Rule #4 Check before you buy
Always check the label to see if the food is appropriate for your baby’s developmental stage. In general, the fewer ingredients, the better so take a minute or two to look at the list of ingredients before buying. Choose unblemished, fresh seasonal fruits and vegetables. When buying from a store, check the ‘use by’ date. If you’re using processed fruits and vegetables, try to find products without added sugar, salt, or starches—canned fruit, for instance, is sometimes packed in syrup that would not be appropriate for your baby.
Rule #5 Choose trusted sources
Store-bought baby food can provide good nutrition. It is also sometimes fortified with nutrients such as iron to make it a highly nutritious option. And the bonus is that baby foods from trusted companies are made in factories with very strict sanitation processes, so you know they are safe to eat. By law in many countries, food manufacturers have to meet strict safety standards for baby food, and that includes limiting the use of pesticides when growing fruit and vegetables. Ingredients are carefully selected, washed, naturally prepared, and packaged according to baby-specific controls. Unlike years ago, there are new and clever ways to prepare and package baby food so there’s less need for preservatives. This includes heat-sterilizing food in a closed steam cooking system to remove micro-organisms.
Rule #6 Adapt food for your baby
If the foods you and the rest of the family are eating are prepared in an appropriate texture and do not have added sugar or salt, they can often be suitable for your baby. Watch that the food you offer does not pose a choking risk. Be especially cautious of hard, round foods, such as nuts and raw carrots; fibrous or tough foods, such as steak and chicken; foods with skins or shells, including unpeeled fruit, seeds, and popcorn; and round-shaped foods, such as grapes, hot dogs, and sausages. Some foods from the family table are easily adapted, which will save you time cooking separate dishes. Other meals or favorite recipes may not be so readily adapted. In those cases, you may find that a store-bought baby food version of the same menu item provides your baby with a more nutritious option than what the rest of the family is eating. Allow your baby’s food to cool first and cut it into bite-size pieces if needed.

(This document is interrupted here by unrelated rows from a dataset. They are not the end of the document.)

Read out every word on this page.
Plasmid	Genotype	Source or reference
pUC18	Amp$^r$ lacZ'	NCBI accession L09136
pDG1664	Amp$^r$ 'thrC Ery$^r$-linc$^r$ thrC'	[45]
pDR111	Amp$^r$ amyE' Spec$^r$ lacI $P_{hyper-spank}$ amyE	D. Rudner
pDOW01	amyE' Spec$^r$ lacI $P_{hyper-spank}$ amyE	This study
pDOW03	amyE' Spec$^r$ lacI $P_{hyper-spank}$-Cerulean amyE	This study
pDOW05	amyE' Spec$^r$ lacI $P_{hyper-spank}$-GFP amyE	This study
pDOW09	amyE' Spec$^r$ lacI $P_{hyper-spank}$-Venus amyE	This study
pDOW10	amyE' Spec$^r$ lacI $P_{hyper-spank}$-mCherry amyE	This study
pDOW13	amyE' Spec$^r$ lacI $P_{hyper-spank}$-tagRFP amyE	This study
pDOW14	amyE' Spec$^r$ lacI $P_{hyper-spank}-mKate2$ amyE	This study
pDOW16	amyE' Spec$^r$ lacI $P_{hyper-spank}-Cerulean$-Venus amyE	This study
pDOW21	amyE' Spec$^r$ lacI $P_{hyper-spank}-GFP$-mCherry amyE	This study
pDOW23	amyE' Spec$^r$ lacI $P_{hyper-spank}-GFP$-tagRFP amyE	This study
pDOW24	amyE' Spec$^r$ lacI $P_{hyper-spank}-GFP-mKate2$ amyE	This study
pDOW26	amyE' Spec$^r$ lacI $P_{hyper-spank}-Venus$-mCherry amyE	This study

Rule #7 Points to remember
Always remember the aim of making sure there is as much nutrition as possible in the food you offer your baby, and that the foods are safe for his developmental stage of eating. There is no need for added sugar or salt. At each meal, offer clean, fresh water as a drink. Never feed your baby dairy products made from raw, unpasteurized milk because it may contain bacteria that can cause serious illnesses. Don’t offer your baby food that is past its ‘use by’ date. Always check the packaging and avoid food from dented, rusted, bulging, or leaking cans or jars, or swelling or leaking plastic pouches.